Phillips Curve - Theoretical Questions

Theoretical Questions

The Phillips curve started as an empirical observation in search of a theoretical explanation. Specifically, the Phillips curve tried to determine whether the inflation-unemployment link was causal or simply correlational. There are several major explanations of the short-term Phillips Curve regularity.

To Milton Friedman there is a short-term correlation between inflation shocks and employment. When an inflationary surprise occurs, workers are fooled into accepting lower pay because they do not see the fall in real wages right away. Firms hire them because they see the inflation as allowing higher profits for given nominal wages. This is a movement along the Phillips curve as with change A. Eventually, workers discover that real wages have fallen, so they push for higher money wages. This causes the Phillips curve to shift upward and to the right, as with B.

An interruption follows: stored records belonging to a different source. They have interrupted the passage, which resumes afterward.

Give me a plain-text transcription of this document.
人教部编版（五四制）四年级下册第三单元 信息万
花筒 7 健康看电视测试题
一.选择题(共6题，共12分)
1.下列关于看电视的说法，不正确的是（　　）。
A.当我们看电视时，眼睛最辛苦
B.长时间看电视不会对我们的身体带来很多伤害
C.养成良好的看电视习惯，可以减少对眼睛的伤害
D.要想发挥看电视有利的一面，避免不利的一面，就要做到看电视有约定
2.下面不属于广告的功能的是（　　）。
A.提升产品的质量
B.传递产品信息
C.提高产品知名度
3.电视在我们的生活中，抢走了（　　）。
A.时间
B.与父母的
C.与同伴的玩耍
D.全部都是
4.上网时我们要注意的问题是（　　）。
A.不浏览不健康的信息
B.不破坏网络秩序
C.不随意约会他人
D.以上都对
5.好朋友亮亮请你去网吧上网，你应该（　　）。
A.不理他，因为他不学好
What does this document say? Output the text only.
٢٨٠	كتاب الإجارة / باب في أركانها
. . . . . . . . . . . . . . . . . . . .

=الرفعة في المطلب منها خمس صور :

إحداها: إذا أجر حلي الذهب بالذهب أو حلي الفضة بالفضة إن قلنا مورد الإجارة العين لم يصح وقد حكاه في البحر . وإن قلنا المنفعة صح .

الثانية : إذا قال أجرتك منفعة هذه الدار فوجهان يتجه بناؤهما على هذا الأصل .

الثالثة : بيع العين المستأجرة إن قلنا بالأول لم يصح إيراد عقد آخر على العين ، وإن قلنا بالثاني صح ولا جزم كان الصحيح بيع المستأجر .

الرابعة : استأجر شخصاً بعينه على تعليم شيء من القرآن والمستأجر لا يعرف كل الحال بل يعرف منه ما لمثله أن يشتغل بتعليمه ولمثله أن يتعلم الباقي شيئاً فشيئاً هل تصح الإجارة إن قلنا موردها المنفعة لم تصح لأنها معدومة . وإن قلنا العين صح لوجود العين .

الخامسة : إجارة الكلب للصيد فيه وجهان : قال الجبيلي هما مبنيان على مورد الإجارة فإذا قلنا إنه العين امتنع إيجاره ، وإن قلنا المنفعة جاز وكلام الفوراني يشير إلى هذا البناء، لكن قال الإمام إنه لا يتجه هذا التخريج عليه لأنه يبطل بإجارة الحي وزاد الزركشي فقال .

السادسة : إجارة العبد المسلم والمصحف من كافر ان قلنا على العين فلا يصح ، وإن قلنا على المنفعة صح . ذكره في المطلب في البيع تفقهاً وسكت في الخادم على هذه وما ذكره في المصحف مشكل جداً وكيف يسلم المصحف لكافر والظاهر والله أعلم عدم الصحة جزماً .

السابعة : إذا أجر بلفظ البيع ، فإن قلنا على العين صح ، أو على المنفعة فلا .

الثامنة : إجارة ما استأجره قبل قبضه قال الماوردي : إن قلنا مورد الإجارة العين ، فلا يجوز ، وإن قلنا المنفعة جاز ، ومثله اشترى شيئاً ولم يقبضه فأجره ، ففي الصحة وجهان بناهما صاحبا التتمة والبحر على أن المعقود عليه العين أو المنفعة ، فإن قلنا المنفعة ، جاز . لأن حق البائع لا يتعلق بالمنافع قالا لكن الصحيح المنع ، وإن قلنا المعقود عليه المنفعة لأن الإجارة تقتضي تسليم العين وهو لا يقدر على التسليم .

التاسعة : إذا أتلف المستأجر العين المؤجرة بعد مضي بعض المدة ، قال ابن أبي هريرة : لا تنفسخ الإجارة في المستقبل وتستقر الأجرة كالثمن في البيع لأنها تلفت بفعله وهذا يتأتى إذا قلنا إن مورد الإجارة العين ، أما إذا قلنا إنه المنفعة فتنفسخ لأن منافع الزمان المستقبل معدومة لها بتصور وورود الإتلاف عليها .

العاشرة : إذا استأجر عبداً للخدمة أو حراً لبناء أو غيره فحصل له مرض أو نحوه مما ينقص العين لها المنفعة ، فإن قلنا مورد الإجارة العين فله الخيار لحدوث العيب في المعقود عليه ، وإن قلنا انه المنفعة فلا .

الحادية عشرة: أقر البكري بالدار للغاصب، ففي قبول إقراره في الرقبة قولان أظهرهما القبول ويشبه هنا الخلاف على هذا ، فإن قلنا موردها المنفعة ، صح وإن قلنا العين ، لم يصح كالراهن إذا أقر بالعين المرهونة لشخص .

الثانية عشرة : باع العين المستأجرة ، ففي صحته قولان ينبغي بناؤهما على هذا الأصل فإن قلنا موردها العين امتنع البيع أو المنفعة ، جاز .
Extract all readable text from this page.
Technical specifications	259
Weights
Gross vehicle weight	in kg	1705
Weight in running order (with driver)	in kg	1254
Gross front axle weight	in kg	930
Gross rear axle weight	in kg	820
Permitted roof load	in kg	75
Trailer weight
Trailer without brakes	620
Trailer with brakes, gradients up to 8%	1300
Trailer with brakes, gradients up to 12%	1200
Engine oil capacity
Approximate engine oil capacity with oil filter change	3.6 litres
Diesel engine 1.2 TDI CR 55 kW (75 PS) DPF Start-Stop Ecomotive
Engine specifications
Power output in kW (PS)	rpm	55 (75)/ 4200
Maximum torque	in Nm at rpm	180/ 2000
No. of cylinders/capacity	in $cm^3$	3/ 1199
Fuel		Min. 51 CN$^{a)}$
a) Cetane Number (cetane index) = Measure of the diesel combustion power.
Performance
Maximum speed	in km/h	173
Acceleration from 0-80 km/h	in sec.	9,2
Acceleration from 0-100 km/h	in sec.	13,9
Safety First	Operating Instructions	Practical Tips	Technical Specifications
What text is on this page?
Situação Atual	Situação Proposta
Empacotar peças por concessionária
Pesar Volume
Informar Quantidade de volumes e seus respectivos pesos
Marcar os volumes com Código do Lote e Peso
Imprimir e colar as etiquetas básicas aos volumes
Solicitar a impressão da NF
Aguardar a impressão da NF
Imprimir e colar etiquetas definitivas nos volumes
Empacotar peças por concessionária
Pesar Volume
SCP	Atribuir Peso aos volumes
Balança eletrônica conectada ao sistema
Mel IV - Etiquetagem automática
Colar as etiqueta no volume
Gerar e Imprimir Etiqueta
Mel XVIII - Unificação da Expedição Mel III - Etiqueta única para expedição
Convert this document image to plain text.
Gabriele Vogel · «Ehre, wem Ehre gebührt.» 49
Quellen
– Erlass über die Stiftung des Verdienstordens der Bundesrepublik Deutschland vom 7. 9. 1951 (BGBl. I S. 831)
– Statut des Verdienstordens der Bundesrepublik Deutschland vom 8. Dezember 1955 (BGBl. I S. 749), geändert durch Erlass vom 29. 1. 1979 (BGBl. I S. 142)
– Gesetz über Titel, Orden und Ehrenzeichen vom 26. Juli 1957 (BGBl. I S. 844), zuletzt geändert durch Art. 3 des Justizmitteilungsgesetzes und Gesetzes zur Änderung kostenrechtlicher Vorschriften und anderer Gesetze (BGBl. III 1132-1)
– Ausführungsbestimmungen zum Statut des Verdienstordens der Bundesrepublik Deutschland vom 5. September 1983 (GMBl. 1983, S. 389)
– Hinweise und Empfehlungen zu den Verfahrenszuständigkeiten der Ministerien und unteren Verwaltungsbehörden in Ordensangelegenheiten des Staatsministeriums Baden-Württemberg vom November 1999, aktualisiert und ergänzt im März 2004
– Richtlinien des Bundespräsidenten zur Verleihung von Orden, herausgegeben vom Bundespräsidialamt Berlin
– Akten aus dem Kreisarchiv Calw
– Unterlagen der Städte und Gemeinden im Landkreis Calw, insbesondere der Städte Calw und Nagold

Economists such as Milton Friedman and Edmund Phelps reject this theory because it implies that workers suffer from money illusion. According to them, rational workers would only react to real wages, that is, inflation adjusted wages.. However, one of the characteristics of a modern industrial economy is that workers do not encounter their employers in an atomized and perfect market. They operate in a complex combination of imperfect markets, monopolies, monopsonies, labor unions, and other institutions. In many cases, they may lack the bargaining power to act on their expectations, no matter how rational they are, or their perceptions, no matter how free of money illusion they are. It is not that high inflation causes low unemployment (as in Milton Friedman's theory) as much as vice-versa: Low unemployment raises worker bargaining power, allowing them to successfully push for higher nominal wages. To protect profits, employers raise prices.

Similarly, built-in inflation is not simply a matter of subjective "inflationary expectations" but also reflects the fact that high inflation can gather momentum and continue beyond the time when it was started, due to the objective price/wage spiral.

However, other economists, like Jeffrey Herbener, argue that price is market-determined and competitive firms cannot simply raise prices. They reject the Phillips curve entirely, concluding that unemployment's influence is only a small portion of a much larger inflation picture that includes prices of raw materials, intermediate goods, cost of raising capital, worker productivity, land, and other factors.